Some cities and regions are inextricably linked with the local cuisine. When you visit your old college roommate in Chicago, she takes you out for deep-dish pizza. Your cousins in Philadelphia treat you to Philly cheesesteak sandwiches when you drop in for the weekend. And when you spend the holidays with your grandparents in Memphis, Tenn., you're in store for a lot of barbecue.
Despite barbecue's association with the Deep South, it's actually more Caribbean than Southern. The word "barbecue" comes from the Spanish barbacoa or the French babracot, both of which were picked up from the Taino and Arawak tribes of Haiti and Guiana [source: Steingarten]. Both of these terms refer to a way of preparing meat by draping it across moist wood until it dries out over a fire. Barbecue expert Steven Raichlen proposes that this method of cooking is almost as old as humankind. Our prehistoric ancestors eventually figured out they could use fire to cook, perhaps after they observed a wildfire engulf and char a wild animal [source: National Barbecue Association].
The way we barbecue today isn't too different. Esteemed food critic Jeffrey Steingarten explains that "real barbecue" (as distinguished from grilling) involves cooking meat in an "enclosed," humid space under low, constant temperatures (usually around 175 to 250 degrees Fahrenheit or 79.4 to 121 degrees Celsius). This ensures that the meat's fat and connective tissue dissolve and that the meat virtually falls off the bone when it's done -- and when it's finished cooking, it's well-done. Barbecue is never served rare.
When you're visiting your friends in the South, a few topics are sure to get people heated: SEC Football and barbecue. Often, the debate about barbecue is whether wet or dry is better. What exactly is the difference? Kell Phelps, publisher of The National Barbecue News, says, "It's real simple: Dry is without sauce, wet is with sauce." And the region where you're dining influences the fare. Phelps says that the regional preference in Memphis is typically a dry barbecue with sauce on the side; in Kansas City and North Carolina, people like their barbecue wet (with even more sauce on the side).

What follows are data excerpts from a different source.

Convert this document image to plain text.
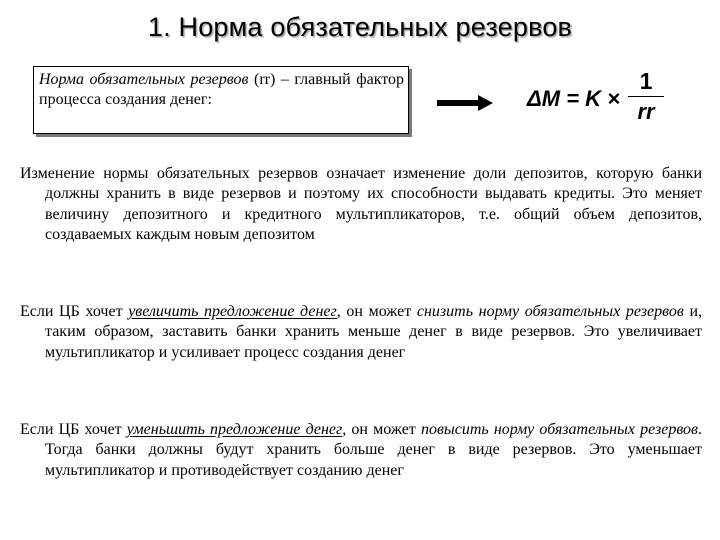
1. Норма обязательных резервов
Норма обязательных резервов (rr) – главный фактор процесса создания денег:	ΔM = K ×
1
rr
Изменение нормы обязательных резервов означает изменение доли депозитов, которую банки должны хранить в виде резервов и поэтому их способности выдавать кредиты. Это меняет величину депозитного и кредитного мультипликаторов, т.е. общий объем депозитов, создаваемых каждым новым депозитом
Если ЦБ хочет увеличить предложение денег, он может снизить норму обязательных резервов и, таким образом, заставить банки хранить меньше денег в виде резервов. Это увеличивает мультипликатор и усиливает процесс создания денег
Если ЦБ хочет уменьшить предложение денег, он может повысить норму обязательных резервов. Тогда банки должны будут хранить больше денег в виде резервов. Это уменьшает мультипликатор и противодействует созданию денег
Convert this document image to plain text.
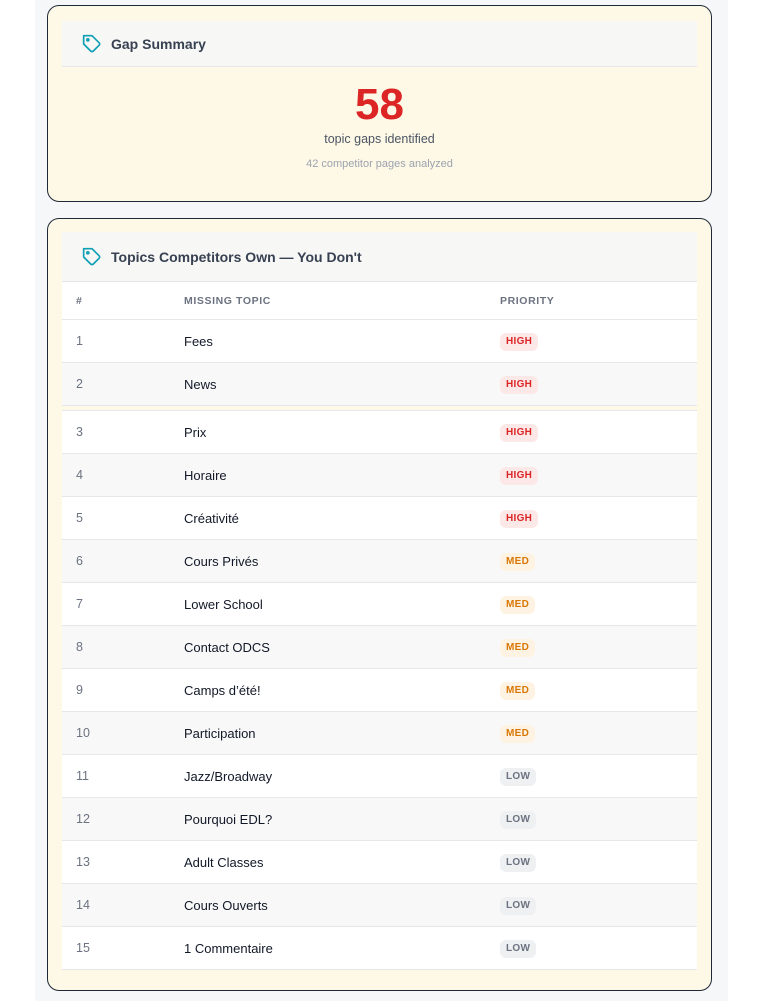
Gap Summary
58
topic gaps identified
42 competitor pages analyzed
Topics Competitors Own — You Don't
#	MISSING TOPIC	PRIORITY
1	Fees	HIGH
2	News	HIGH
3	Prix	HIGH
4	Horaire	HIGH
5	Créativité	HIGH
6	Cours Privés	MED
7	Lower School	MED
8	Contact ODCS	MED
9	Camps d’été!	MED
10	Participation	MED
11	Jazz/Broadway	LOW
12	Pourquoi EDL?	LOW
13	Adult Classes	LOW
14	Cours Ouverts	LOW
15	1 Commentaire	LOW
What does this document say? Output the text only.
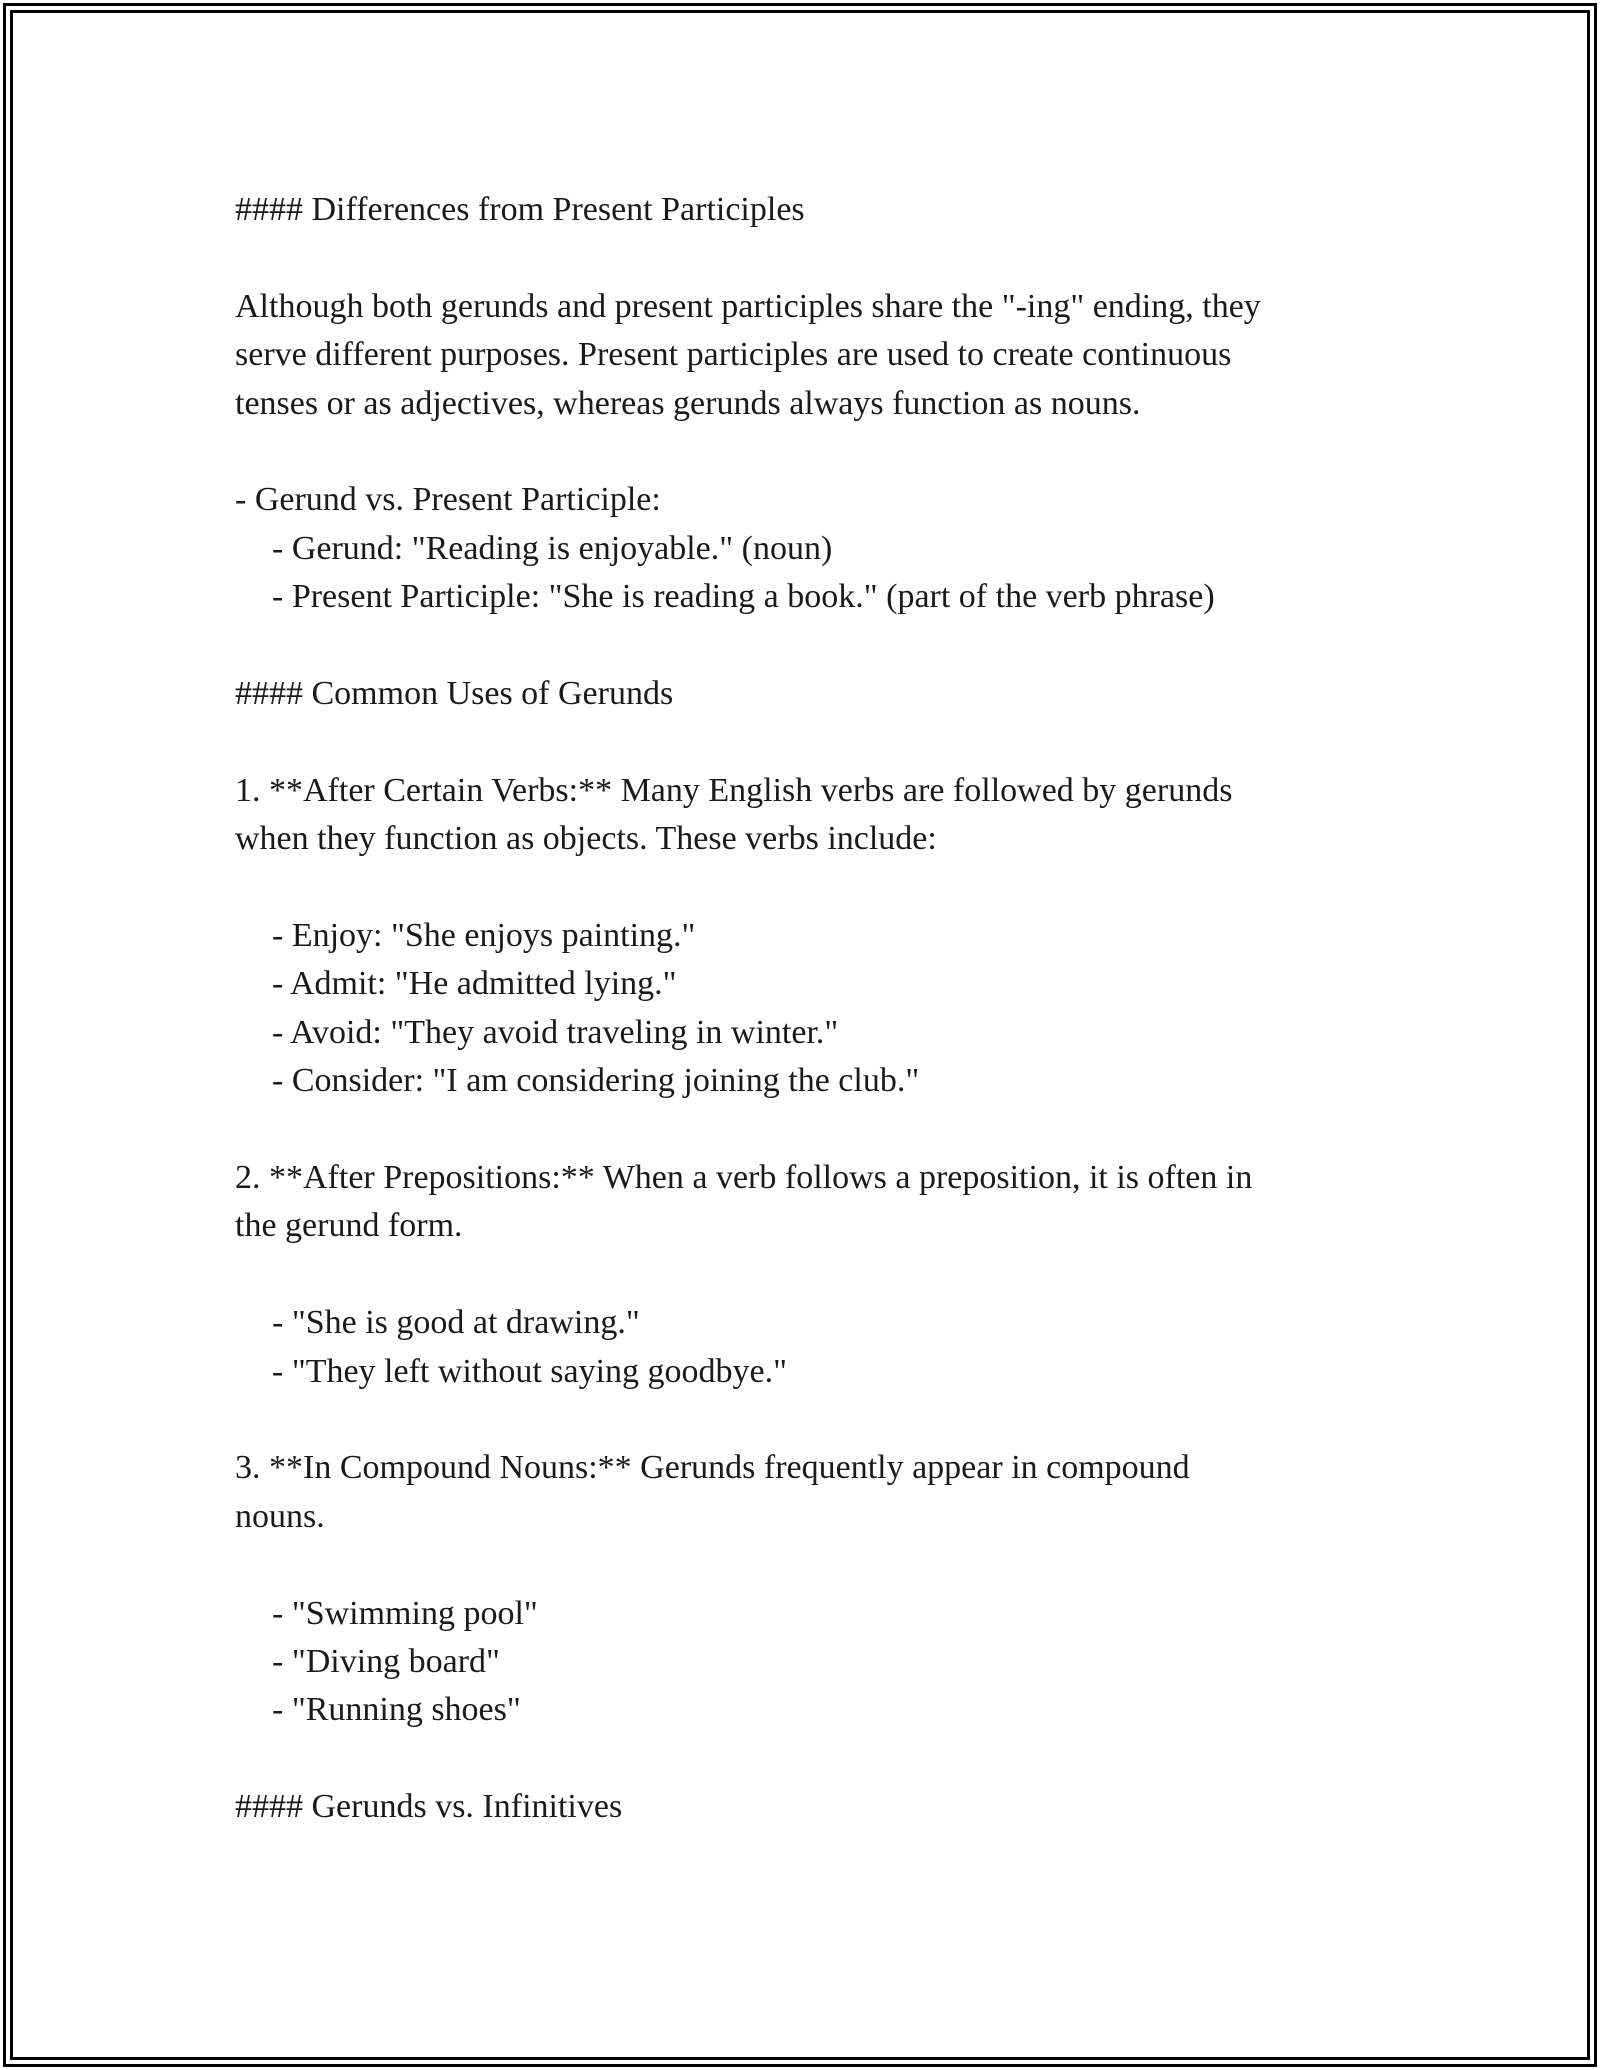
#### Differences from Present Participles
Although both gerunds and present participles share the "-ing" ending, they
serve different purposes. Present participles are used to create continuous
tenses or as adjectives, whereas gerunds always function as nouns.
- Gerund vs. Present Participle:
- Gerund: "Reading is enjoyable." (noun)
- Present Participle: "She is reading a book." (part of the verb phrase)
#### Common Uses of Gerunds
1. **After Certain Verbs:** Many English verbs are followed by gerunds
when they function as objects. These verbs include:
- Enjoy: "She enjoys painting."
- Admit: "He admitted lying."
- Avoid: "They avoid traveling in winter."
- Consider: "I am considering joining the club."
2. **After Prepositions:** When a verb follows a preposition, it is often in
the gerund form.
- "She is good at drawing."
- "They left without saying goodbye."
3. **In Compound Nouns:** Gerunds frequently appear in compound
nouns.
- "Swimming pool"
- "Diving board"
- "Running shoes"
#### Gerunds vs. Infinitives
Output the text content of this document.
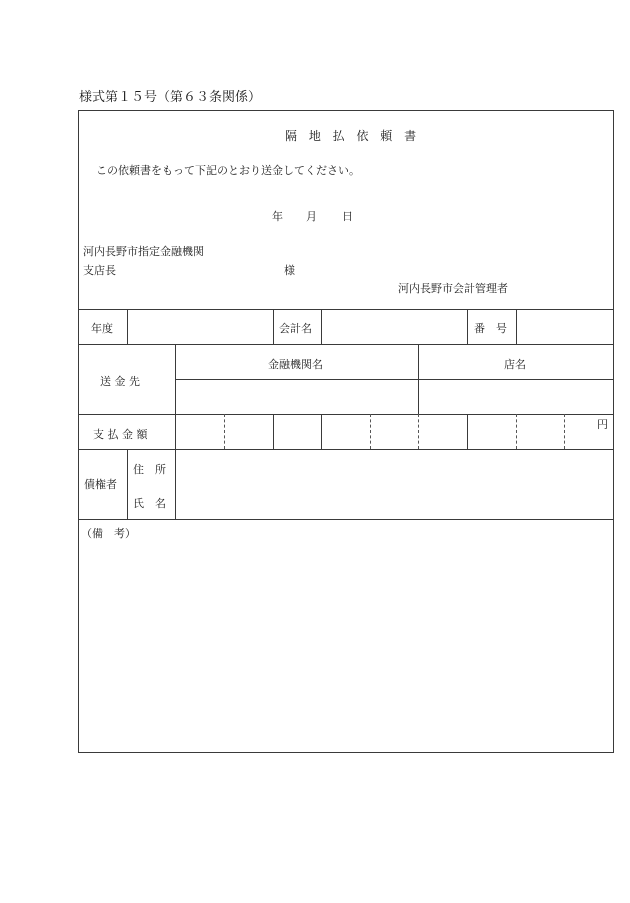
様式第１５号（第６３条関係）
隔 地 払 依 頼 書
この依頼書をもって下記のとおり送金してください。
年 月 日
河内長野市指定金融機関
支店長	様
河内長野市会計管理者
年度	会計名	番　号
送 金 先
金融機関名	店名
支 払 金 額
円
債権者
住　所
氏　名
（備　考）
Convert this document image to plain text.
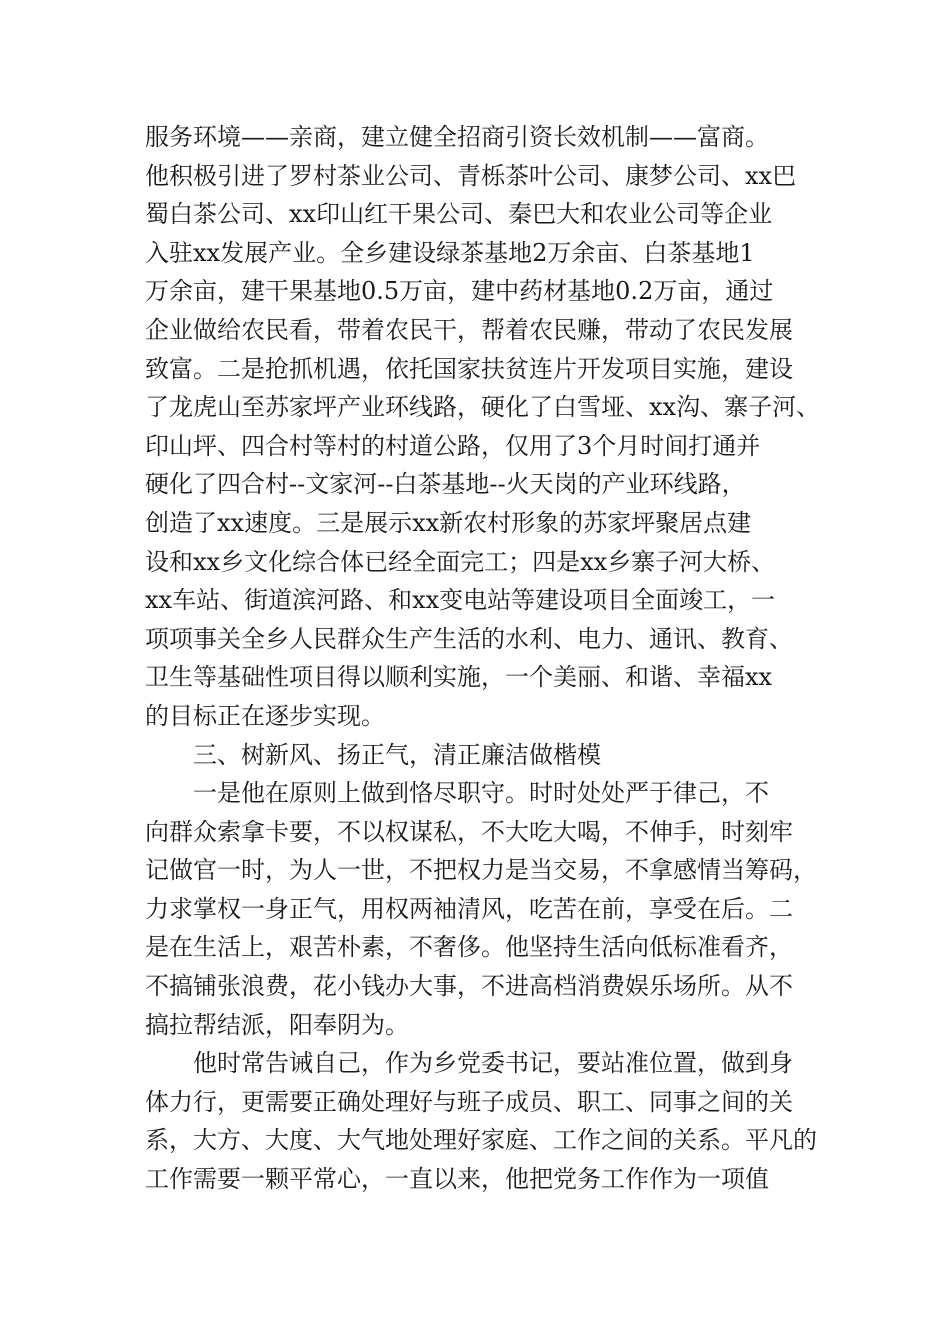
服务环境——亲商，建立健全招商引资长效机制——富商。
他积极引进了罗村茶业公司、青栎茶叶公司、康梦公司、xx巴
蜀白茶公司、xx印山红干果公司、秦巴大和农业公司等企业
入驻xx发展产业。全乡建设绿茶基地2万余亩、白茶基地1
万余亩，建干果基地0.5万亩，建中药材基地0.2万亩，通过
企业做给农民看，带着农民干，帮着农民赚，带动了农民发展
致富。二是抢抓机遇，依托国家扶贫连片开发项目实施，建设
了龙虎山至苏家坪产业环线路，硬化了白雪垭、xx沟、寨子河、
印山坪、四合村等村的村道公路，仅用了3个月时间打通并
硬化了四合村--文家河--白茶基地--火天岗的产业环线路，
创造了xx速度。三是展示xx新农村形象的苏家坪聚居点建
设和xx乡文化综合体已经全面完工；四是xx乡寨子河大桥、
xx车站、街道滨河路、和xx变电站等建设项目全面竣工，一
项项事关全乡人民群众生产生活的水利、电力、通讯、教育、
卫生等基础性项目得以顺利实施，一个美丽、和谐、幸福xx
的目标正在逐步实现。
三、树新风、扬正气，清正廉洁做楷模
一是他在原则上做到恪尽职守。时时处处严于律己，不
向群众索拿卡要，不以权谋私，不大吃大喝，不伸手，时刻牢
记做官一时，为人一世，不把权力是当交易，不拿感情当筹码，
力求掌权一身正气，用权两袖清风，吃苦在前，享受在后。二
是在生活上，艰苦朴素，不奢侈。他坚持生活向低标准看齐，
不搞铺张浪费，花小钱办大事，不进高档消费娱乐场所。从不
搞拉帮结派，阳奉阴为。
他时常告诫自己，作为乡党委书记，要站准位置，做到身
体力行，更需要正确处理好与班子成员、职工、同事之间的关
系，大方、大度、大气地处理好家庭、工作之间的关系。平凡的
工作需要一颗平常心，一直以来，他把党务工作作为一项值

But dry barbecue isn't lacking in taste just because it's not smothered in sauce. Danny Williamson, Georgia restaurateur and co-owner of Williamson Bros. Bar-B-Q, explains that it's cooked with a flavorful dry rub. At his restaurant, dry barbecue is smoked, while the wet variety is cooked in a hickory fire pit.
Barbecue preference is largely dictated by whether you like saucy or seasoned meat, as well as the cut of meat you favor. The pig's shoulder is typically used for wet barbecue, while the ribs are reserved for the dry kind. Wet barbecue takes about six to eight hours to cook (it's a denser hunk of meat); dry barbecue can be smoked in as few as two hours.
As they say, the secret is in the sauce. Or the rub. Williamson, who says "Barbecue is defined by the sauce," isn't giving away any family secrets. However, he shares that most Southern sauces are composed of a tomato and vinegar base. Signature South Carolina sauces start with yellow mustard, Phelps says. Dry rubs are made up of plenty of brown sugar, salt and pepper. In fact, rubs are typically worked into the meat the night before it's cooked so that the salt can penetrate the cut and tenderize it [source: Lewis]. But rubs do more than flavor and soften the meat; they also enhance its texture by caramelizing and forming a crispy crust when cooked. Because of the rub's ability to penetrate the meat, fatty cuts like brisket respond well to this type of seasoning.
Next time your Southern friends take you out for barbecue, you'll be ready to order. Even if it's a hard decision to make: savory seasoned ribs or shredded saucy pork? Your decision might be influenced by the sides and whether there's a quality bun to sop up that sauce.